Ну уж нет! Этого я ему не прощу.
— Вообще–то мне кажется, она действительно пережила в своей жизни тяжелые моменты, и потом, рядом с таким, как ты, любой начнет драматизировать, просто в пику тебе, извини, что я это говорю. Знаешь, я тоже стараюсь, как ты, не сгущать краски, но это уж слишком…
— Я же сказал, сегодня — день упреков. Знаешь, надо отметить в календаре…
— Вот видишь? Ты или шутишь, или умничаешь, или показываешь свой рационализм. По–другому ты не умеешь.
В трубке тишина. Должно быть, я его уязвила.
— Как по–другому? О чем ты, Антония?
— Порыв… эмоциональность… сопереживание… Мне кажется, мама чувствует себя очень одиноко.

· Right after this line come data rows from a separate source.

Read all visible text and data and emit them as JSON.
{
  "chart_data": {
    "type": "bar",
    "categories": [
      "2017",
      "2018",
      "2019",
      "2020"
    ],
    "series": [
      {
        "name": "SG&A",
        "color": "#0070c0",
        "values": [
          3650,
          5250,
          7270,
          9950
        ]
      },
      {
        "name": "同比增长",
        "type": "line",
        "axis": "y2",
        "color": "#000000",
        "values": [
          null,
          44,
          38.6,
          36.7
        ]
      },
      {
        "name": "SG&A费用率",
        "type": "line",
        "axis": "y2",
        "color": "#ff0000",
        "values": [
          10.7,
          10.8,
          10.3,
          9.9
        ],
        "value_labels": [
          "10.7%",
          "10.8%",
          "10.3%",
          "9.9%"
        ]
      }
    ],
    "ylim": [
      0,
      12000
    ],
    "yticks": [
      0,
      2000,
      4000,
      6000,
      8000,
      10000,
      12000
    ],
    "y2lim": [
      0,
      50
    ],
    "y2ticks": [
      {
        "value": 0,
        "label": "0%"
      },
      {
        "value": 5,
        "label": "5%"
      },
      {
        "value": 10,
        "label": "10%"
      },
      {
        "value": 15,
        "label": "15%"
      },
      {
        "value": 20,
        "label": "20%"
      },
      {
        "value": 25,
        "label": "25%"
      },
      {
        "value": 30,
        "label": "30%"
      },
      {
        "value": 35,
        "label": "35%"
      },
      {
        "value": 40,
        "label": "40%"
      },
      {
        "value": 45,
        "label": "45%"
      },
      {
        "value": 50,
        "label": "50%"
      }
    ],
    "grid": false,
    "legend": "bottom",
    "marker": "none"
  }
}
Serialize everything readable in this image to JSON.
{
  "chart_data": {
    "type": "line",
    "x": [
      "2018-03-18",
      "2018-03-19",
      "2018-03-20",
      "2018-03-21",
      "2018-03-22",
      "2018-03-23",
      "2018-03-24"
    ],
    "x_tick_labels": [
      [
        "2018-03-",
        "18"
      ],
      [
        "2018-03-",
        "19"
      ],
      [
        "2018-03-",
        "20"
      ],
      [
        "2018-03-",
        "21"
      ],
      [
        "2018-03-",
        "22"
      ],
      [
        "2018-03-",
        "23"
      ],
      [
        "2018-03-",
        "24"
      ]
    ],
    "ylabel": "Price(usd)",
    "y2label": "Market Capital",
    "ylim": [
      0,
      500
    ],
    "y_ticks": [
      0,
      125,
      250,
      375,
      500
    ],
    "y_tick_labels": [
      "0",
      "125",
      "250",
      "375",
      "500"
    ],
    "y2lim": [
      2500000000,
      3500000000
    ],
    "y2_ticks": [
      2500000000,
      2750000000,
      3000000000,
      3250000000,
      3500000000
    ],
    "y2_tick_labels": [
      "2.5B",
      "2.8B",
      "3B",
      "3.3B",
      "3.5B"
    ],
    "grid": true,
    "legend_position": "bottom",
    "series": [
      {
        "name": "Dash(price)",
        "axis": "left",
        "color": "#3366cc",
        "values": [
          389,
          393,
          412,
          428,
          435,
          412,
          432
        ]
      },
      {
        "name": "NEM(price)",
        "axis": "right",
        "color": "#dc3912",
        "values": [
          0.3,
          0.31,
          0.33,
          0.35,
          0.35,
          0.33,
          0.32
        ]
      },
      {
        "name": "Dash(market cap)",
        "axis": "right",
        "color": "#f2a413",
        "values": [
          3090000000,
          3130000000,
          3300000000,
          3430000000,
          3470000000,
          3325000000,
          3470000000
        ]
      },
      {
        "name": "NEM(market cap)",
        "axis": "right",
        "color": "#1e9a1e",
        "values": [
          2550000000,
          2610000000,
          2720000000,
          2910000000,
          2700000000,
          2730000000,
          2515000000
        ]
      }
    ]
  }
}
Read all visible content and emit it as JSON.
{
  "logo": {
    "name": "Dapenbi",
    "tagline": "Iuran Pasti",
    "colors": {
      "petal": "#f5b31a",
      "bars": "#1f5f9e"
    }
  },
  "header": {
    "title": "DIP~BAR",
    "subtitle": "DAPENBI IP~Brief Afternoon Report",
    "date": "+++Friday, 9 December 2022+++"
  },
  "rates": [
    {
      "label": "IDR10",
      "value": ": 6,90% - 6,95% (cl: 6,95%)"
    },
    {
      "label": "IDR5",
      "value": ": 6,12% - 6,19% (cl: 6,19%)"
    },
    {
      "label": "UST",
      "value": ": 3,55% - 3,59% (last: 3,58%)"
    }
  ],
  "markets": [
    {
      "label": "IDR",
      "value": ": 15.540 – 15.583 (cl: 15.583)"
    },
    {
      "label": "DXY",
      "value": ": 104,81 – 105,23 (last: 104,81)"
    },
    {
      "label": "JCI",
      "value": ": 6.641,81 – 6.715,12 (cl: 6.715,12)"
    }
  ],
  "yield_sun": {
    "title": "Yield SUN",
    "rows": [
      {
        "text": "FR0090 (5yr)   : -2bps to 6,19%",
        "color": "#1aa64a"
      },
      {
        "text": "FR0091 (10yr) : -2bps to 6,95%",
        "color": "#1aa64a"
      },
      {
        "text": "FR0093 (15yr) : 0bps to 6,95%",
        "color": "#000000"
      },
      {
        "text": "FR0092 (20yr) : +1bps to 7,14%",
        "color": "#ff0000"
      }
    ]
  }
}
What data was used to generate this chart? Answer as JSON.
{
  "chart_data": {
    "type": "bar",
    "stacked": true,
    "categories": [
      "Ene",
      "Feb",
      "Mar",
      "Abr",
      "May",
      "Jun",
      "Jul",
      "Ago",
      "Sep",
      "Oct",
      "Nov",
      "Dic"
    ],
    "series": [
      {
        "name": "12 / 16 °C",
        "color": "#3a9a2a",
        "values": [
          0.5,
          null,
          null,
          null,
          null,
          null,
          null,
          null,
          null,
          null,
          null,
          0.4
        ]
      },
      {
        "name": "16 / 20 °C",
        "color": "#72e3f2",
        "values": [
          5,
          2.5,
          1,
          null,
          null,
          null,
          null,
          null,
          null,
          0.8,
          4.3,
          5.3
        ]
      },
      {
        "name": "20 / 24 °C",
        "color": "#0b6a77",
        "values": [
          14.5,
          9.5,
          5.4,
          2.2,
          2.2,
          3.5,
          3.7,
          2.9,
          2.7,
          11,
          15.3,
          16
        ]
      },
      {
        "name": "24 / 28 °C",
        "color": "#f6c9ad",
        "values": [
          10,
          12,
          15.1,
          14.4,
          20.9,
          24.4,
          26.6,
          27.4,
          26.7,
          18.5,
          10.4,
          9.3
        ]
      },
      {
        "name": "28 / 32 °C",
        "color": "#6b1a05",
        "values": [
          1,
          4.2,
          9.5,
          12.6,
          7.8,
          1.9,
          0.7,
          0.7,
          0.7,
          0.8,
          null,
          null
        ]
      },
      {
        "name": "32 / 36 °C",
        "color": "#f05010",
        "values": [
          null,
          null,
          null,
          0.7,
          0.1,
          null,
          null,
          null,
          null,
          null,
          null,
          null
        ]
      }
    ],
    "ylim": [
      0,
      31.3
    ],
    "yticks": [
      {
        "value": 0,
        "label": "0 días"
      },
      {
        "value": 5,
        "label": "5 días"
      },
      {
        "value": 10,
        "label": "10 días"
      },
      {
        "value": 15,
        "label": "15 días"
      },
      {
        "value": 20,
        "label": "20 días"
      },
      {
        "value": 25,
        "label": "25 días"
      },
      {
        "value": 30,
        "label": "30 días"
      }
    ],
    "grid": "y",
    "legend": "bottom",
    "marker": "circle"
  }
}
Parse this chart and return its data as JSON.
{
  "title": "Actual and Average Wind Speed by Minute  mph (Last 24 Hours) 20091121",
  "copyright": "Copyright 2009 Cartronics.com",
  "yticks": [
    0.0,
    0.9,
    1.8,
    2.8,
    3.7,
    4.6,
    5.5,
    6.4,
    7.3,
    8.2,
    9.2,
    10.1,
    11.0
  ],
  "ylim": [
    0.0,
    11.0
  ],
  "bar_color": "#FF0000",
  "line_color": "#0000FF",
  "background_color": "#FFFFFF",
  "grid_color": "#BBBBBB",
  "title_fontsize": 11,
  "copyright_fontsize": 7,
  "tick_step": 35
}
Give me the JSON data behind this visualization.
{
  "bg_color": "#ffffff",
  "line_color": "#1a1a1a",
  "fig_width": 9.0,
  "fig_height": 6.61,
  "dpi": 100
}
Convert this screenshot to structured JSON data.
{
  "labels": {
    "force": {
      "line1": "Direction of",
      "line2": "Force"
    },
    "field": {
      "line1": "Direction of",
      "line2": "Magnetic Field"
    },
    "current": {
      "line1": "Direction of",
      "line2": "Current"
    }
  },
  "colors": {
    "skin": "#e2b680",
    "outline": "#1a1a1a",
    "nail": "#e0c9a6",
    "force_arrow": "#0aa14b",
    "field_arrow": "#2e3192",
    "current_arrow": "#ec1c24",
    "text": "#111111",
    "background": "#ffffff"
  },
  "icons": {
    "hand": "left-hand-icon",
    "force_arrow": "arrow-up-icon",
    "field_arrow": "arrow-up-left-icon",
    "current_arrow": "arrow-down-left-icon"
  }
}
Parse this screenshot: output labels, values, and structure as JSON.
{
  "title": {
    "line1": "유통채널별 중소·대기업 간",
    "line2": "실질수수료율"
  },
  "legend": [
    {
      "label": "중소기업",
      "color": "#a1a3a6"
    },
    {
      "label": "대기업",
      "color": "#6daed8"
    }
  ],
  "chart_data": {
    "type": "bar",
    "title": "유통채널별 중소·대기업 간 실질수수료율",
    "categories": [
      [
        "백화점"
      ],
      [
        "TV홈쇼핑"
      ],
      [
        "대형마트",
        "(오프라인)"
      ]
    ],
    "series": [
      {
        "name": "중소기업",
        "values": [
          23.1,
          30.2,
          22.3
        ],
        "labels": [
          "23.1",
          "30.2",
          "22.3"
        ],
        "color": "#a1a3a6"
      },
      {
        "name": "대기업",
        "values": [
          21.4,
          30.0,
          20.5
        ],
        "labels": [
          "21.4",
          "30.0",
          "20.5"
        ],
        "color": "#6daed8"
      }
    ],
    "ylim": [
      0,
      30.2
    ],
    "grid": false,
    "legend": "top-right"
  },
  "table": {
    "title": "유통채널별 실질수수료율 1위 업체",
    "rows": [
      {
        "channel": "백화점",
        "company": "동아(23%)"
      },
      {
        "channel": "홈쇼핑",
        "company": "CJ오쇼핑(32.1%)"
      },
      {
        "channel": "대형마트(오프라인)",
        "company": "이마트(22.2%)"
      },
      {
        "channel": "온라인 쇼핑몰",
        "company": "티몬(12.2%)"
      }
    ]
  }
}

На этот раз молчание затянулось.
Затем он продолжает прежним тоном:
— Я делаю все, что могу, Антония. Стараюсь быть рядом, когда это нужно. Понимаю, что ты очень расстроена и даже напугана сегодня. Но какой смысл в том, что я скажу тебе «Бедняжка!» или попытаюсь тебя утешить? Я думаю, что шутить или рационально объяснять — единственный способ поддержать тебя… Что бы ты хотела от меня услышать? Чего тебе не хватает?
— Не знаю, папа. Наверное, хотела бы поплакать. Обнять тебя. Как нам теперь быть с мамой? Я не могу рассказать ей по телефону про эту историю. Не говоря уж о том, что я вообще ничего не понимаю… Я хотела лишь узнать, жив ли Майо, а если умер, то как, но вдруг узнаю такое… это я еще не все рассказала!
— Есть еще что–то?
— Да, и ты скажешь, что это — мелодрама.
— Выкладывай.
— Получается, что Майо — сын не дедушки Джакомо, а любовника, который был когда–то давно у бабушки Франчески. Их отношения закончились еще до рождения Майо. Он был префектом и жил по соседству. Это брат синьоры, с которой я сегодня встречалась.
Франко молчит.
— Почему ты ничего не говоришь?
— Я боюсь, ты неправильно поймешь мои слова. И вообще… у меня нет слов, да. Ты… в этом уверена?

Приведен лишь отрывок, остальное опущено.